- Promotional poster
- Directed by: Matt Eskandari
- Written by: Matt Eskandari Michael Hultquist
- Produced by: Mark Myers
- Starring: Alexandra Park Nora-Jane Noone Tobin Bell Diane Farr
- Cinematography: Byron Werner
- Edited by: Ryan Cooper
- Music by: Todd Haberman
- Distributed by: Mar Vista Entertainment
- Release date: June 20, 2017;
- Running time: 85 minutes
- Country: United States
- Language: English
- Box office: $6,158

= 12 Feet Deep =

12 Feet Deep (originally titled The Deep End) is a 2017 American psychological horror-thriller film written and directed by Matt Eskandari. It stars Alexandra Park and Nora-Jane Noone as sisters who find themselves trapped inside a public swimming pool when the manager activates the pool cover and leaves for the holidays. Released by Mar Vista Entertainment on June 20, 2017, it received generally positive reviews.

==Plot==
Bree goes for a swim at the Ketea Aquatic Center and is joined in the Olympic-sized pool by her sister, Jonna, a recovering drug addict who is three months clean. When the pool manager, McGradey, catches the janitor, Clara, who is an ex-convict on parole, attempting to steal from the lost and found, he fires her and tells her to clean up. He then asks the customers to leave as the pool is closing for the holiday. While packing up, Bree notices her engagement ring is missing. Jonna sees the ring, stuck in the metal grille at the bottom of the pool and both dive in to retrieve it. McGradey, unaware the women are in the deep end, engages the fiberglass pool cover and leaves.

Terrified, the siblings attempt to push the pool cover up or break through it, unsuccessfully. They find only one small hole. Jonna confesses she threw the ring into the pool because she is envious of Bree's successful lifestyle and recent engagement. Bree is angry at first, but then opens up about their abusive, alcoholic, drug-addicted father and the fire that led to his death. She reveals she is diabetic and requires insulin or she may fall into a diabetic coma.

Clara, preparing to leave, sees the sisters. She steals Bree's cash, smartphone and credit card and says she will release them if Bree reveals her phone password and credit card PIN. Bree does so, but Clara turns the water heater off and leaves the sisters trapped for the whole night.
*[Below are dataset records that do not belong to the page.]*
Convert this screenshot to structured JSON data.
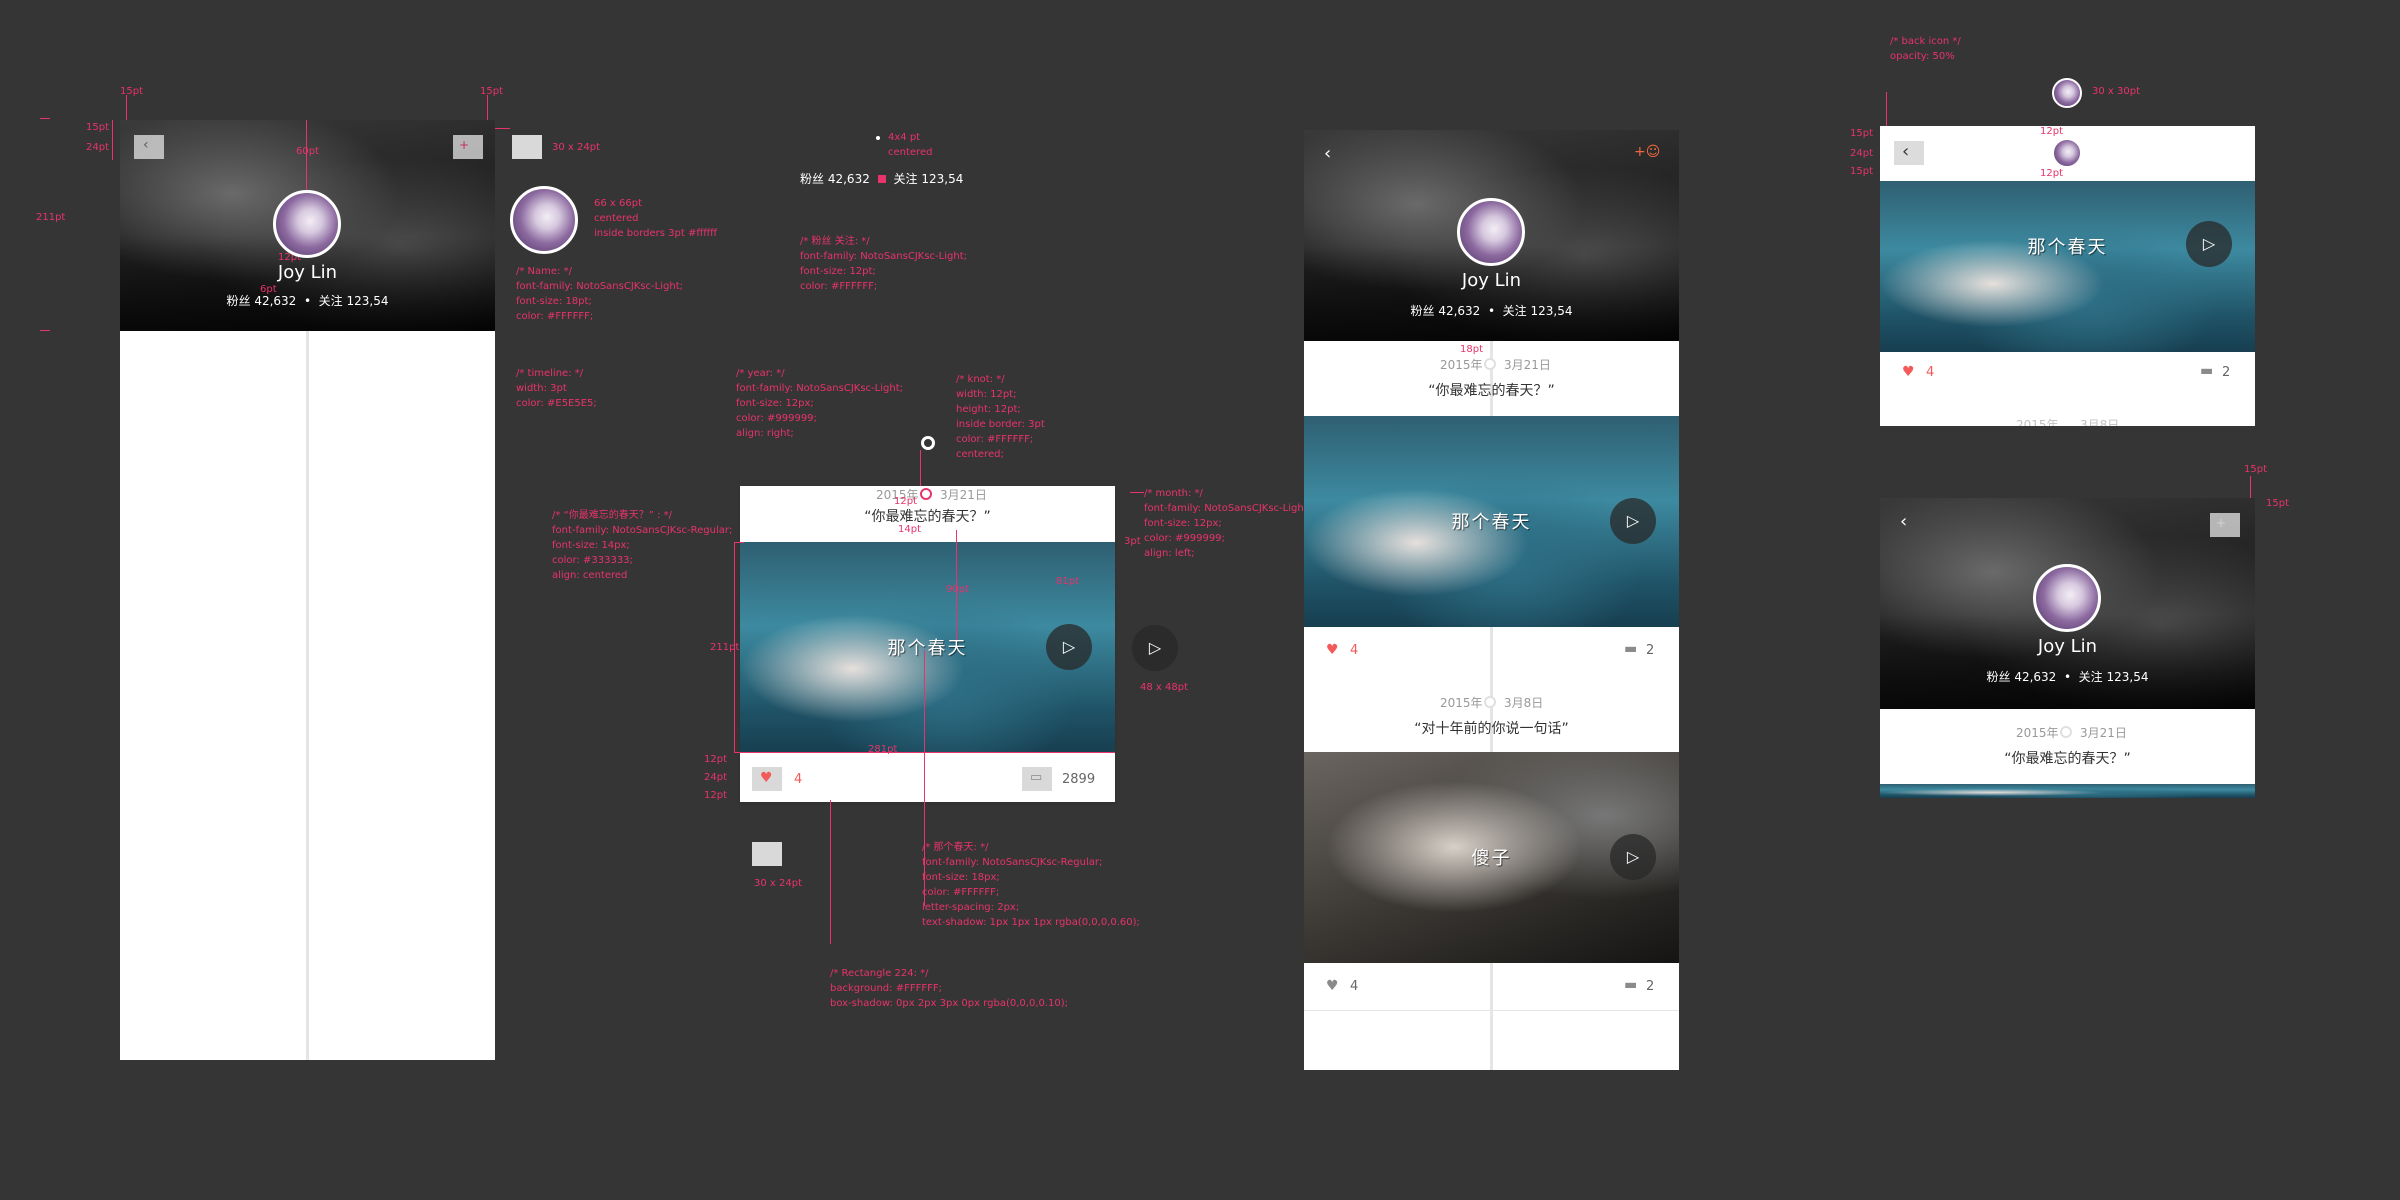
{
  "profile": {
    "name": "Joy Lin",
    "fans_label": "粉丝",
    "fans": "42,632",
    "follow_label": "关注",
    "follows": "123,54",
    "separator": "•"
  },
  "posts": [
    {
      "year": "2015年",
      "date": "3月21日",
      "question": "“你最难忘的春天？”",
      "video_title": "那个春天",
      "likes": "4",
      "comments": "2"
    },
    {
      "year": "2015年",
      "date": "3月8日",
      "question": "“对十年前的你说一句话”",
      "video_title": "傻子",
      "likes": "4",
      "comments": "2"
    }
  ],
  "spec_card": {
    "year": "2015年",
    "date": "3月21日",
    "question": "“你最难忘的春天？”",
    "video_title": "那个春天",
    "likes": "4",
    "comments": "2899"
  },
  "annotations": {
    "back_icon": "/* back icon */\nopacity: 50%",
    "avatar_30": "30 x 30pt",
    "btn_30x24": "30 x 24pt",
    "avatar_66": "66 x 66pt\ncentered\ninside borders 3pt #ffffff",
    "name_style": "/* Name: */\nfont-family: NotoSansCJKsc-Light;\nfont-size: 18pt;\ncolor: #FFFFFF;",
    "timeline_style": "/* timeline: */\nwidth: 3pt\ncolor: #E5E5E5;",
    "dot": "4x4 pt\ncentered",
    "stats_style": "/* 粉丝 关注: */\nfont-family: NotoSansCJKsc-Light;\nfont-size: 12pt;\ncolor: #FFFFFF;",
    "year_style": "/* year: */\nfont-family: NotoSansCJKsc-Light;\nfont-size: 12px;\ncolor: #999999;\nalign: right;",
    "knot_style": "/* knot: */\nwidth: 12pt;\nheight: 12pt;\ninside border: 3pt\ncolor: #FFFFFF;\ncentered;",
    "question_style": "/* “你最难忘的春天？” : */\nfont-family: NotoSansCJKsc-Regular;\nfont-size: 14px;\ncolor: #333333;\nalign: centered",
    "month_style": "/* month: */\nfont-family: NotoSansCJKsc-Light;\nfont-size: 12px;\ncolor: #999999;\nalign: left;",
    "video_title_style": "/* 那个春天: */\nfont-family: NotoSansCJKsc-Regular;\nfont-size: 18px;\ncolor: #FFFFFF;\nletter-spacing: 2px;\ntext-shadow: 1px 1px 1px rgba(0,0,0,0.60);",
    "rect_style": "/* Rectangle 224: */\nbackground: #FFFFFF;\nbox-shadow: 0px 2px 3px 0px rgba(0,0,0,0.10);",
    "play_size": "48 x 48pt",
    "btn_30x24_b": "30 x 24pt"
  },
  "dims": {
    "d15": "15pt",
    "d24": "24pt",
    "d211": "211pt",
    "d60": "60pt",
    "d12": "12pt",
    "d6": "6pt",
    "d14": "14pt",
    "d81": "81pt",
    "d90": "90pt",
    "d281": "281pt",
    "d3": "3pt",
    "d18": "18pt",
    "d10": "10pt"
  }
}
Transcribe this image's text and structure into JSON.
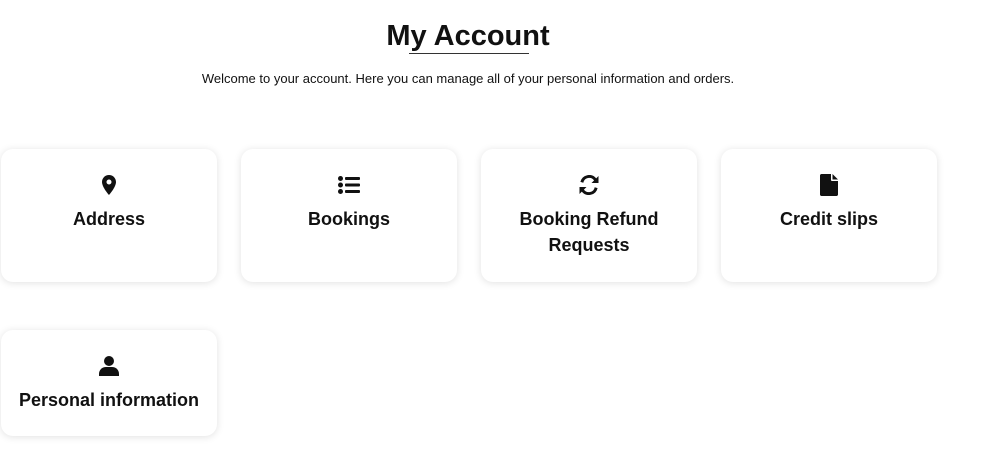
{
  "header": {
    "title": "My Account",
    "subtitle": "Welcome to your account. Here you can manage all of your personal information and orders."
  },
  "cards": [
    {
      "label": "Address",
      "icon": "map-pin-icon"
    },
    {
      "label": "Bookings",
      "icon": "list-icon"
    },
    {
      "label": "Booking Refund Requests",
      "icon": "refresh-icon"
    },
    {
      "label": "Credit slips",
      "icon": "file-icon"
    },
    {
      "label": "Personal information",
      "icon": "user-icon"
    }
  ]
}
Next morning, Clara returns to taunt them again. Jonna, angry, leads Clara to place her ear onto the small hole in the pool cover and stabs her in the ear with a shard of tile. In retaliation, Clara turns on the automatic pool cleaning system, causing the girls to begin suffocating in chlorine, but she turns it off again when she realises the possible consequences and leaves.

Bree reveals to Jonna that during the accident that killed their father, she purposely prevented their father from escaping, calling him a monster as he had been sexually abusing the girls during their adolescence. Meanwhile, Clara returns, having realized the error of her ways. She tries to open the pool cover but her passcode no longer works. She tells the sisters they are on their own and leaves again.

Bree grows weak. Jonna succeeds in ripping the metal grill off the bottom of the pool, something Bree had previously tried and failed to do. She smashes the pool cover and they escape. Jonna gives Bree her insulin shot. Clara returns with a gun, threatening to kill the sisters as she does not want to go to prison again. However, she feels sympathetic, puts the gun down, and returns their belongings. Jonna calls the police and Clara awaits her fate, but Jonna tells her to leave and the two exchange smiles. Paramedics arrive and Jonna returns Bree's engagement ring, which Clara had taken. When Bree asks how she got it back, Jonna replies, "We killed the monster", echoing what Bree said about killing their father, and implying that the monster that was inside Clara died when Jonna showed her sympathy and forgiveness.

==Cast==
- Alexandra Park as Jonna
- Nora-Jane Noone as Bree
- Tobin Bell as McGradey
- Diane Farr as Clara

==Reception==
12 Feet Deep received generally positive reviews from critics. JoBlo.com called it a "well crafted-entertaining thriller" and gave it 8/10 stars. That Moment In gave it 3.5/5 stars and said it was "well-directed and engrossing... less a shocker than an intense human drama".